Schneider: Das Tanzverbot ist im hessischen - wie auch in anderen - Feiertagsgesetzen festgeschrieben. Es handelt sich also um eine gesellschaftliche Vereinbarung. Solche Vereinbarungen können im Laufe der Zeit weiterentwickelt oder auch hinterfragt werden. "Zeitgemäß" ist aber für die eine wie für die andere Seite ein ganz schwaches Argument. Es ist inhaltsfrei. Und ich bin davon überzeugt, dass verbindliche Vereinbarungen zum Schutz kulturell bestimmter Festtage dem Zusammenhalt unserer Gesellschaft dienen - gerade in unserer Zeit.
Wie erklären Sie denn einem kirchenfernen Menschen, dass er am Karfreitag nicht tanzen gehen darf?
Schneider: Es tut einer Gesellschaft insgesamt gut, wenn sie Tage zum Innehalten hat.
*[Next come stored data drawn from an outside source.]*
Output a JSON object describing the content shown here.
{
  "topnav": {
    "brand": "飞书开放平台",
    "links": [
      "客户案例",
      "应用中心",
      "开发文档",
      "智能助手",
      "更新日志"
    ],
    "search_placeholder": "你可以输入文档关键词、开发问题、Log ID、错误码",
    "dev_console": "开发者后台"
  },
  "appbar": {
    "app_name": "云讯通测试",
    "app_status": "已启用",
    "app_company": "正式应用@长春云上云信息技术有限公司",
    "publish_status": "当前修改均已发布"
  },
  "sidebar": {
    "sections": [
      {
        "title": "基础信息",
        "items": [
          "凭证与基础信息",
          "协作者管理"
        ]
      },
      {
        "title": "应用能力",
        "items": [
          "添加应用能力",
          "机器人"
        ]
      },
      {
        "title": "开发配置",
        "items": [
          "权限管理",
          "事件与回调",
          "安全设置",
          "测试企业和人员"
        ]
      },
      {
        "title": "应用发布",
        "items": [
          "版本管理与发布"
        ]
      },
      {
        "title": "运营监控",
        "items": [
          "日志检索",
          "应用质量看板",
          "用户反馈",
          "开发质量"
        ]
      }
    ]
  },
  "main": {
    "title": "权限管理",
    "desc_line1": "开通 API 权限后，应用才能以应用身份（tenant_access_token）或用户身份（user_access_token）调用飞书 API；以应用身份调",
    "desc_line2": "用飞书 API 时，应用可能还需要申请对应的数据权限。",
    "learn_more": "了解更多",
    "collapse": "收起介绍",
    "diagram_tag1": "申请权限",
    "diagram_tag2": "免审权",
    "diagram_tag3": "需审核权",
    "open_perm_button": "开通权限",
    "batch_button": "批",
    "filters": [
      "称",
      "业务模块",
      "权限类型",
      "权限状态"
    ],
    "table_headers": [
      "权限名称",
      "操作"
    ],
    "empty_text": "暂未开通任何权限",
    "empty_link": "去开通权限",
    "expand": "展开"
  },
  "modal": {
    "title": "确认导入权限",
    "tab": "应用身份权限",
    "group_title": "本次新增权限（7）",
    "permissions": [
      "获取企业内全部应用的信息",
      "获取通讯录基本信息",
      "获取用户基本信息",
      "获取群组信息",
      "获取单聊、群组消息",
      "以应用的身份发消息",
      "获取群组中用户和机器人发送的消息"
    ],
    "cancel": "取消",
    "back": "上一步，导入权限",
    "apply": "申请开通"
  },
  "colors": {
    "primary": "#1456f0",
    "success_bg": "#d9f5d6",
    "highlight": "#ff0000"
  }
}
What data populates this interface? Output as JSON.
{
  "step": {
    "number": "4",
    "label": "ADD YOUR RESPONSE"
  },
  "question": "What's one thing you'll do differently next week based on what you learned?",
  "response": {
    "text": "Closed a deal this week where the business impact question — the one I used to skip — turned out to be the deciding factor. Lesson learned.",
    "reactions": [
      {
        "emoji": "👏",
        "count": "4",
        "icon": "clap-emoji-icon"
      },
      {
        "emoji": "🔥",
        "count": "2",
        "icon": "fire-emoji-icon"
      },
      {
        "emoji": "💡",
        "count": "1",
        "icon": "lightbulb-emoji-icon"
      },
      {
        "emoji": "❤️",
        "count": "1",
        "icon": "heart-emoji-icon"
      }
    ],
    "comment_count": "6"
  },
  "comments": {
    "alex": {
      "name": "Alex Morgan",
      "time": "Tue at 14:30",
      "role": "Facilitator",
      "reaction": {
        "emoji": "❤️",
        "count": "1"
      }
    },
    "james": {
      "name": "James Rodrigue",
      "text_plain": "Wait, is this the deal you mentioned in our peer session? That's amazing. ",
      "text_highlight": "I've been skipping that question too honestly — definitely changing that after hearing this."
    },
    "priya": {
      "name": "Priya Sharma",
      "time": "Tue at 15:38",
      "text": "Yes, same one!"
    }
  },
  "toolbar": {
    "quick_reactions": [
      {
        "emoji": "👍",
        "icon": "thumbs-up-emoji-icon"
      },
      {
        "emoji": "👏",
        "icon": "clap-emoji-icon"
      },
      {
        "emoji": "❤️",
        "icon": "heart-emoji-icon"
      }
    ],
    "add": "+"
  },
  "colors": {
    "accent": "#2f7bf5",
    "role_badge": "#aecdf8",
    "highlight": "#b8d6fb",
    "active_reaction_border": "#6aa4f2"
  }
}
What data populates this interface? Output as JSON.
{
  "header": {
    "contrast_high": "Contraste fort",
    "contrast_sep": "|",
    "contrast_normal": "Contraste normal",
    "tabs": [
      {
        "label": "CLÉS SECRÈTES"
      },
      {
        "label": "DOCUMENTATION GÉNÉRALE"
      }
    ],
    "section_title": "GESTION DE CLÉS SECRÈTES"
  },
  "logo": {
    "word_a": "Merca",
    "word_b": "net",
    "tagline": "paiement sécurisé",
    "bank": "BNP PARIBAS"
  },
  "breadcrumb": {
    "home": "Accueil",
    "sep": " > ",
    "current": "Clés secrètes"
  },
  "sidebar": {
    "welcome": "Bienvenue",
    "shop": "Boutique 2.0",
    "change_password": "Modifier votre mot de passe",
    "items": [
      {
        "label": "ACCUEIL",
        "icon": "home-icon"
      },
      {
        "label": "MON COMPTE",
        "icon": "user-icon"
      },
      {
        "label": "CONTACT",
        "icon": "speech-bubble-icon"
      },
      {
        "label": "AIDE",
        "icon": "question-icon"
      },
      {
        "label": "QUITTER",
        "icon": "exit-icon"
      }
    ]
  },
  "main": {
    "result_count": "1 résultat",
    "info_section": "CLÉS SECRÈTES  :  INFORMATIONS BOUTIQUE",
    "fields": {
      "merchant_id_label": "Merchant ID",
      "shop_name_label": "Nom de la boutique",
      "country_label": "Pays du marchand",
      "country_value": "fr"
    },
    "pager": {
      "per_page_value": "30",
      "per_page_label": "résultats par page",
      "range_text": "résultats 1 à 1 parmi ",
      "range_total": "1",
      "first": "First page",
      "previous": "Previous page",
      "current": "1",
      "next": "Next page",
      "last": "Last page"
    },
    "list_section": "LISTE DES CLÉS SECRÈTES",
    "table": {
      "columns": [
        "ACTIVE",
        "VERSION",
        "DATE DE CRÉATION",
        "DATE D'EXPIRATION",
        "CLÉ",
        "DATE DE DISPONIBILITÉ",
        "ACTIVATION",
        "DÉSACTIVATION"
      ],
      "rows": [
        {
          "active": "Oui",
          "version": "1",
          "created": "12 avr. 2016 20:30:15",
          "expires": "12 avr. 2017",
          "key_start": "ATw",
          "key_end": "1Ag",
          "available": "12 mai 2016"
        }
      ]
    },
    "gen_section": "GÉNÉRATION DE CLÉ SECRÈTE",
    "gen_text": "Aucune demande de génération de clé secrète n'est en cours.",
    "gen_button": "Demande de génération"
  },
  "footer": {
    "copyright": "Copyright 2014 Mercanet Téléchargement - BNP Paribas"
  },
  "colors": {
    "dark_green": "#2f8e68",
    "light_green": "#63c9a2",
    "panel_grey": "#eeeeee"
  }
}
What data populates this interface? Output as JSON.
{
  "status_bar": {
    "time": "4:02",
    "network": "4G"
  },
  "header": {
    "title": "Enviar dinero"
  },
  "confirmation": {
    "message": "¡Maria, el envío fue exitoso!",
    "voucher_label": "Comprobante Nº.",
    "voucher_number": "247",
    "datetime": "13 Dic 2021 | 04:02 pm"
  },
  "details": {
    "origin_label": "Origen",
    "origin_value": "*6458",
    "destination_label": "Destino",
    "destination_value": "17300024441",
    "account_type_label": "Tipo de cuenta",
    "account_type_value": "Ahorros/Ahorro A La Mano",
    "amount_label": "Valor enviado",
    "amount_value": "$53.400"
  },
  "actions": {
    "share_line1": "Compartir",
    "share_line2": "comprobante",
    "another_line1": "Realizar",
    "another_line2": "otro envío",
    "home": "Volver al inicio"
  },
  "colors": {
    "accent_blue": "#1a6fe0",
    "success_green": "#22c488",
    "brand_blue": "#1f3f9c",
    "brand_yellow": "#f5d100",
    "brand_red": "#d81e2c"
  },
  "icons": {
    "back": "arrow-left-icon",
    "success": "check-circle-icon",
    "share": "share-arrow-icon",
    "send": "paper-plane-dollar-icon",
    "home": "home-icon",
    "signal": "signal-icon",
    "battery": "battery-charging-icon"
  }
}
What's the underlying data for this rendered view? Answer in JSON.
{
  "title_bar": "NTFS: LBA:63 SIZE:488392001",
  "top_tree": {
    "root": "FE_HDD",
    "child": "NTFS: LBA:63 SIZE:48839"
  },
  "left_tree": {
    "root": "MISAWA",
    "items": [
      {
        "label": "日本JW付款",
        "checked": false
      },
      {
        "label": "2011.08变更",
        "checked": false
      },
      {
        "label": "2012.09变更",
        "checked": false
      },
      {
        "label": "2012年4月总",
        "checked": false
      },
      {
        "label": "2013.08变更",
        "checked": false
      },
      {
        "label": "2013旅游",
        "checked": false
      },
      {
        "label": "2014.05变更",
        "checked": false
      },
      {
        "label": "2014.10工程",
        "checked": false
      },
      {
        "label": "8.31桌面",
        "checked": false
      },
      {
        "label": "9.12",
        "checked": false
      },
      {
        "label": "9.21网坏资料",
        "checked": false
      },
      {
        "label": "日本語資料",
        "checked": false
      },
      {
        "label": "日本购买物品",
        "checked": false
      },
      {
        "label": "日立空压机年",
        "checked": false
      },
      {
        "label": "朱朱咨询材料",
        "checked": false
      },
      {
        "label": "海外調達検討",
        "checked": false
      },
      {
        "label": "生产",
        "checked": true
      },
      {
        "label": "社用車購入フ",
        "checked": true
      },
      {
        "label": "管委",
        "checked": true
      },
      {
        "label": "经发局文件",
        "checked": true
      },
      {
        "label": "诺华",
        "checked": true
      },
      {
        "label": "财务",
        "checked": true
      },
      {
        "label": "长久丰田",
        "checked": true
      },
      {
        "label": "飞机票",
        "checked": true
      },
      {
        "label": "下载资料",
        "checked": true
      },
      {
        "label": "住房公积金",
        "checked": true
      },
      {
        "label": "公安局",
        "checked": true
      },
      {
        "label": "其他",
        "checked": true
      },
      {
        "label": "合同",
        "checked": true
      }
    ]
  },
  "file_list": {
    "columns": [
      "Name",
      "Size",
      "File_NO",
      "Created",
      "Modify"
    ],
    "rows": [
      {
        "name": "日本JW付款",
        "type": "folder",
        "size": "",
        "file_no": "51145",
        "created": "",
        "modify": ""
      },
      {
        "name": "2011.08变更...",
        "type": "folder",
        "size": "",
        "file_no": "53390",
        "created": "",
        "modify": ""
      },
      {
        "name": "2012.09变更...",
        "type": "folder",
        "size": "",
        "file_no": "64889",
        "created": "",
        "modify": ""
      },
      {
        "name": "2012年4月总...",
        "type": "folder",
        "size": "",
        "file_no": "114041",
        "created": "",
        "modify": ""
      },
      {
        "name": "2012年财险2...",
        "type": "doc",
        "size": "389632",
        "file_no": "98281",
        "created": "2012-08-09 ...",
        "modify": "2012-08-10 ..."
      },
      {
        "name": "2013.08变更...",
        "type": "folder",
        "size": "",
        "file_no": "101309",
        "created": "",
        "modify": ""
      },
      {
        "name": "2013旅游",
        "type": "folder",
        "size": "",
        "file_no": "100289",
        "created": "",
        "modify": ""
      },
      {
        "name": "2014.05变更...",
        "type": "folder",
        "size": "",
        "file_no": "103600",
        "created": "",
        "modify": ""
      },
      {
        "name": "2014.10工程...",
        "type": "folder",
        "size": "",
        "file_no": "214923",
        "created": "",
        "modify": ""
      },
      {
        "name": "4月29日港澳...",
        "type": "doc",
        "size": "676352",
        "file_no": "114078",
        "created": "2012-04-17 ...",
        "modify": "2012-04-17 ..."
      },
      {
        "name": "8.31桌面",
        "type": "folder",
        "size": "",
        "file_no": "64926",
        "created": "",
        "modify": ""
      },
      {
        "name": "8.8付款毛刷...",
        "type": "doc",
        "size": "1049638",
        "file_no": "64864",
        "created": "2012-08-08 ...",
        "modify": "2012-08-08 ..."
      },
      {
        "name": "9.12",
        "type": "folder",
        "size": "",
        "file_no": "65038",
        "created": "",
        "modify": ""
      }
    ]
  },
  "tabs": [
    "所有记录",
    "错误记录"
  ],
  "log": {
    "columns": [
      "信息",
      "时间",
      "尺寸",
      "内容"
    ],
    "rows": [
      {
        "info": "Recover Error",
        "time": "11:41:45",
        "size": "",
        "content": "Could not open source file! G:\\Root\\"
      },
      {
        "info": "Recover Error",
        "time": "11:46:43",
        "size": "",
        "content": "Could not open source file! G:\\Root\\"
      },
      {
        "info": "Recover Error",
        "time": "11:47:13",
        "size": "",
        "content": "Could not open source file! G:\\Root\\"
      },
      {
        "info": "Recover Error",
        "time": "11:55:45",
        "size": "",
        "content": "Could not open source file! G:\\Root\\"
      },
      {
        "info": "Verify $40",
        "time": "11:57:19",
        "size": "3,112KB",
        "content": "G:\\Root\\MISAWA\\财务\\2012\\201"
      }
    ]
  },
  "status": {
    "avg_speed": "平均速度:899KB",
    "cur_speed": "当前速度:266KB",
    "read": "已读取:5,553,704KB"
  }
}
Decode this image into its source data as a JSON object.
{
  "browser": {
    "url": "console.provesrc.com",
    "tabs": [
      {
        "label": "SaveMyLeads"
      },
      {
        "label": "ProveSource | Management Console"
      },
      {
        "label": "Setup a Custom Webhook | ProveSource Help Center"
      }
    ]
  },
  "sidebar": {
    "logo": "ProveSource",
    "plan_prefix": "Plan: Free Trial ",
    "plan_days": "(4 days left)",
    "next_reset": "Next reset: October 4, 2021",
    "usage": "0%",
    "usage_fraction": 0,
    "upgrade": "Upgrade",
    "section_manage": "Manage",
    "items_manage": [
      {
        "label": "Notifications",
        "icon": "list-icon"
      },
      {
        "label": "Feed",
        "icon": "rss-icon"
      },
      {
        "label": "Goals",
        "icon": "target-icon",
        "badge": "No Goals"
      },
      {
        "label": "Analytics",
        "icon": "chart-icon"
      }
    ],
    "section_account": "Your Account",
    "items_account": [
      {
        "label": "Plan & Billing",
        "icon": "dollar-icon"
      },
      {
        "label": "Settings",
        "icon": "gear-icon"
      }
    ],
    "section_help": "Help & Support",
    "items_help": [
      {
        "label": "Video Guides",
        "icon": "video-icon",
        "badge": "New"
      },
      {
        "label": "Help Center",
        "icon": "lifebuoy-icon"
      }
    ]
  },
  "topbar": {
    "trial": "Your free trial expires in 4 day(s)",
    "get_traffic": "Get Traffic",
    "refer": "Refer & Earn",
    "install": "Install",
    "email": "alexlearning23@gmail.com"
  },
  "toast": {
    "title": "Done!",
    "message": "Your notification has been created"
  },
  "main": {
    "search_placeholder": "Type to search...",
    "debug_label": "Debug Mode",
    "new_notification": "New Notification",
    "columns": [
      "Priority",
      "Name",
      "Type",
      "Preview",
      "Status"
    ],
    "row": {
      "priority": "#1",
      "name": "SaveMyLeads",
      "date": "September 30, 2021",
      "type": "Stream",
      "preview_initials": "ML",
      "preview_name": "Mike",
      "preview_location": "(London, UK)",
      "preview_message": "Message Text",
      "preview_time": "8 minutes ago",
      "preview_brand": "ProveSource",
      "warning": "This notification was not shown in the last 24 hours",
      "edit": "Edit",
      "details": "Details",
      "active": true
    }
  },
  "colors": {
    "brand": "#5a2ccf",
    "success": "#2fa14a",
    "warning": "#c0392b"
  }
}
Zum menschlichen Dasein gehören auch Leid, Tod und Schmerzen. Jeder Mensch ist irgendwann damit konfrontiert. Christen setzen sich gerade am Karfreitag mit diesen Themen auseinander. Sie bringen dabei zur Sprache, was Menschen oft sprachlos macht. Sie bieten spirituelle Lebensformen an, wo Starre oder Verdrängen oft das Verhalten bestimmen. Und auch kirchenferne Menschen sind gebeten, diese christliche Glaubenstradition zu respektieren.
Der hessische Kirchenpräsident Jung hat gegenüber der "Frankfurter Allgemeinen Zeitung" Einlenken bei dem Tanzverbot an normalen Sonntagen signalisiert. Wie beurteilen Sie diesen Vorstoß?
Schneider: Das gemeinsame Anliegen der Kirchen ist es, dass an Sonntagen der Gottesdienst nicht durch laute Parallelveranstaltungen gestört wird. Insofern muss man sich die genauen Regelungen der einzelnen Feiertagsgesetze anschauen.